Tried and True Tips from a Fragrance Fanatic
Avoid Olfactory Overload
When layering, the biggest gaffe I think one can make is using the exact same scent if you’re using both lotion and perfume. A dear friend of mine worked at a popular retail store briefly, and being the good salesperson she was, bought some of their body care, becoming a walking odorous advertisement. Body lotion, body spray, and (possibly) shower gel created a scented smorgasbord that certainly made her stand out! Unfortunately, instead of being flattering to her skin chemistry, the sickeningly sweet smells of the product double teamed and overpowered her. So, if you’re moisturizing and you need to pick out a corresponding scent, what should you pick? That brings us to your next tip…
Harmonize and Contrast!
As you plan out your perfume and lotion combo, it’s a good idea to find a common denominator in both scents. I usually have 3 to 4 bottles of lotion on my bureau at all times, mixing and matching with my perfume choices daily. Definitely try to stay within the same or a complimentary scent family for maximum effect. If I decide to wear a perfume that is predominantly rose, I will either wear a lotion that has rose in it or a complementary scent such as sandalwood or vanilla. Aromatherapy and Perfumery books have a plethora of information on scent categories and families, with California based perfumer Mandy Aftel’s Essence & Alchemy a perfect reference point. Find out what works together and what clashes! Don’t be afraid to go totally off base!
Vanilla is Sooo Not Vanilla…
As I have noticed through the years, you cannot go wrong with vanilla! It’s one of the most popular base notes, since it not only goes well with anything, it lasts a long time! Almost every body care outfit and perfumery out in the market today has something vanilla based, since it’s regarded as a comforting and pleasing smell- not to mention it’s sexy as hell.
Break Out the Bottle Several Times a Day
Don’t be afraid to reapply your scent, as needed! Alcohol- based perfumes naturally fade faster than oil-based, which is more concentrated and binds differently to your skin. A word to the wise, if an alcohol based scent has faded from your skin within 1 to 2 hours of your putting it on, it’s a safe bet that it doesn’t work with your body chemistry.
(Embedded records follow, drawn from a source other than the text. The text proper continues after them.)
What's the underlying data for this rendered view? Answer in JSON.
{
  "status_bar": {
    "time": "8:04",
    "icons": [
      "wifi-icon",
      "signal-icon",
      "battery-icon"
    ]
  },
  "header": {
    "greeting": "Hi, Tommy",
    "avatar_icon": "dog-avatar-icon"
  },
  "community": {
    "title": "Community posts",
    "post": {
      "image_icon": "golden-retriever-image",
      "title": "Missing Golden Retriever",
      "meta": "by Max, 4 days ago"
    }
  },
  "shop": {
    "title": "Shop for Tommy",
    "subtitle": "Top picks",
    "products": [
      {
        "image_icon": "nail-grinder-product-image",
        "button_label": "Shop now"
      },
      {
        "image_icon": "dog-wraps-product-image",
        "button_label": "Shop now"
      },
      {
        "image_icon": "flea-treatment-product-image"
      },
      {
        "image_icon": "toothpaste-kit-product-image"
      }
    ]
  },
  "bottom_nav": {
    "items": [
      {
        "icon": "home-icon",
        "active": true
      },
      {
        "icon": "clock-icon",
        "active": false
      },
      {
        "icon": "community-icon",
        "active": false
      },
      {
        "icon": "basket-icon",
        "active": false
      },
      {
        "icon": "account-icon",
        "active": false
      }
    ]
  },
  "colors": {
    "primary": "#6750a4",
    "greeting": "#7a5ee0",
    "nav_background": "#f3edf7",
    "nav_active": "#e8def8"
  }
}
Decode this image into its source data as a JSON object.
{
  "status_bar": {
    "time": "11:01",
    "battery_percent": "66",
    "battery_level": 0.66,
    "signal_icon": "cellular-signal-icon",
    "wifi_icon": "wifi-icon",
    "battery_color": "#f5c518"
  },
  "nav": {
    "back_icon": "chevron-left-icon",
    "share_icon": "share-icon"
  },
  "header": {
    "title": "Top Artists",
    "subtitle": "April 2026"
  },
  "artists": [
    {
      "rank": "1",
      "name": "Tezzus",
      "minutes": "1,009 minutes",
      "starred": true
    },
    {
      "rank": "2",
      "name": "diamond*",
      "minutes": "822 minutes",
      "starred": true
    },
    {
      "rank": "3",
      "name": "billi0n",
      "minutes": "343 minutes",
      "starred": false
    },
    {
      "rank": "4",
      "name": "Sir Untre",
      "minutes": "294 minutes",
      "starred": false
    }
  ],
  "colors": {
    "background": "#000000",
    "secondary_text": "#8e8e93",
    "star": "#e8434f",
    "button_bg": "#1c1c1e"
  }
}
Estée Lauder Pleasures is a prime example of a scent my skin rejected. I liked that beautiful and super feminine floral, but I would have to take a bath in it to get in to stick to me.
Perfumes Are Like Vampires, They Don’t Like Sunlight!
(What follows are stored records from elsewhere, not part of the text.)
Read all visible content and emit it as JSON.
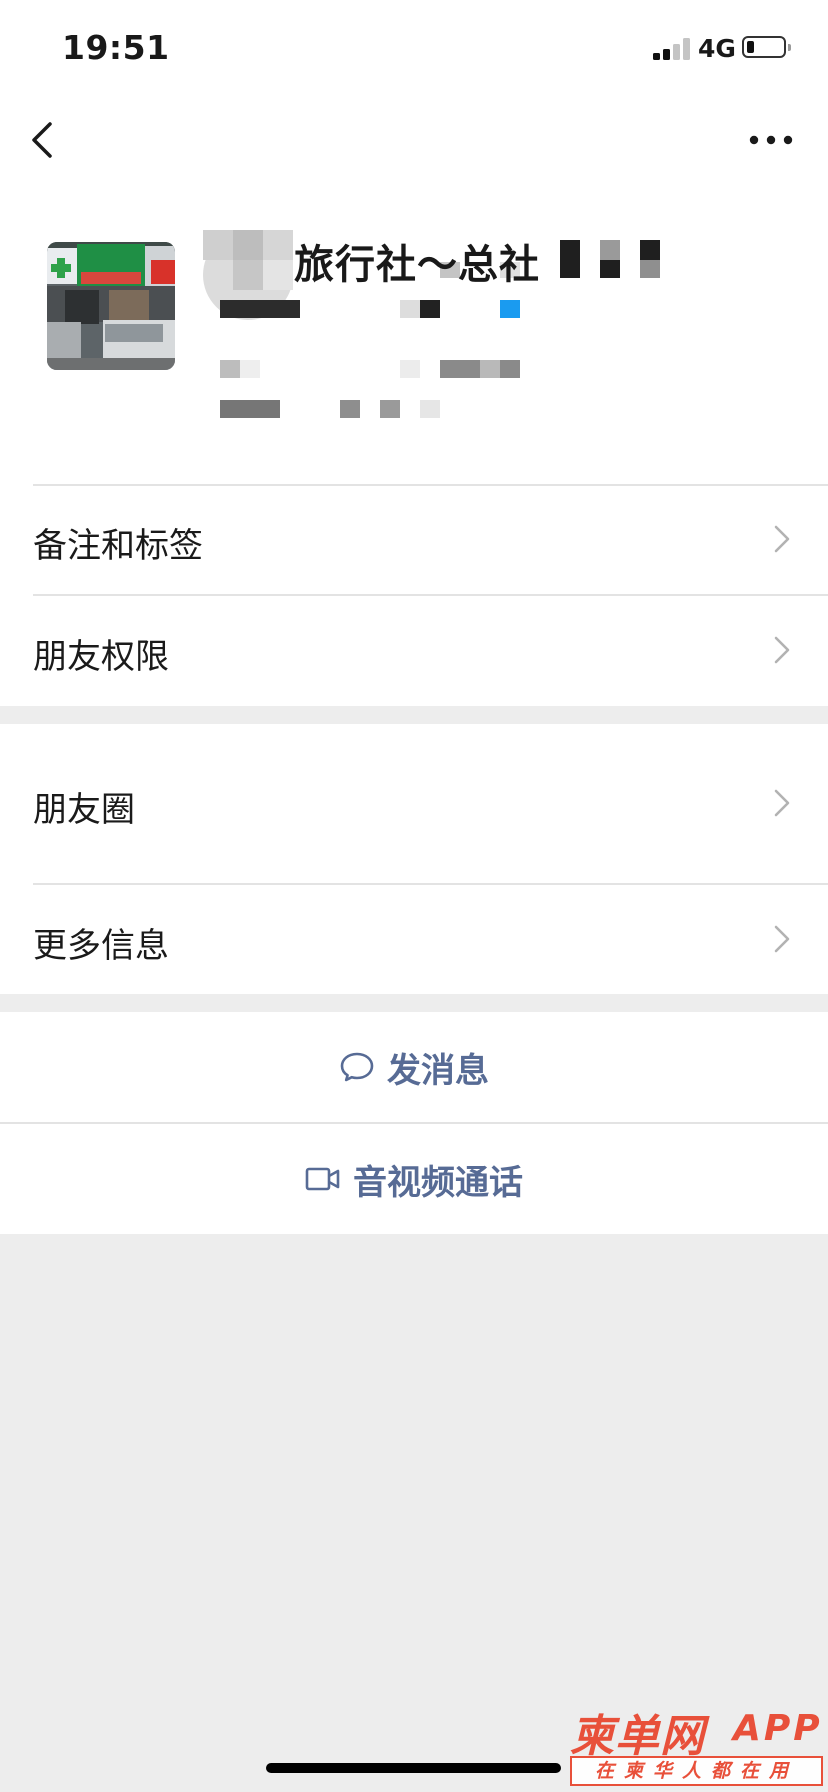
{
  "status_bar": {
    "time": "19:51",
    "network": "4G",
    "signal_bars_active": 2,
    "signal_bars_total": 4,
    "battery_level": 0.15
  },
  "nav": {
    "back_icon": "chevron-left-icon",
    "more_icon": "ellipsis-icon"
  },
  "profile": {
    "name": "旅行社～总社"
  },
  "menu": [
    {
      "label": "备注和标签",
      "icon": "chevron-right-icon"
    },
    {
      "label": "朋友权限",
      "icon": "chevron-right-icon"
    },
    {
      "label": "朋友圈",
      "icon": "chevron-right-icon"
    },
    {
      "label": "更多信息",
      "icon": "chevron-right-icon"
    }
  ],
  "actions": {
    "message": {
      "label": "发消息",
      "icon": "chat-bubble-icon"
    },
    "call": {
      "label": "音视频通话",
      "icon": "video-camera-icon"
    }
  },
  "watermark": {
    "brand": "柬单网",
    "suffix": "APP",
    "tagline": "在柬华人都在用"
  },
  "colors": {
    "action_text": "#576b95",
    "background": "#ededed",
    "watermark": "#e8503a"
  }
}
You may be tempted to have a bunch of bottles displayed on your dresser, but trust me, resist it, and keep them in the dark! Sunlight changes the chemical makeup of both alcohol and oil based perfumes, so if you absolutely must keep them out, it’s best to store them in their boxes! I have the majority of my perfumes in a pretty jewelry box and the blends I am currently working on in a big storage box. That way, the scent smells the way it should.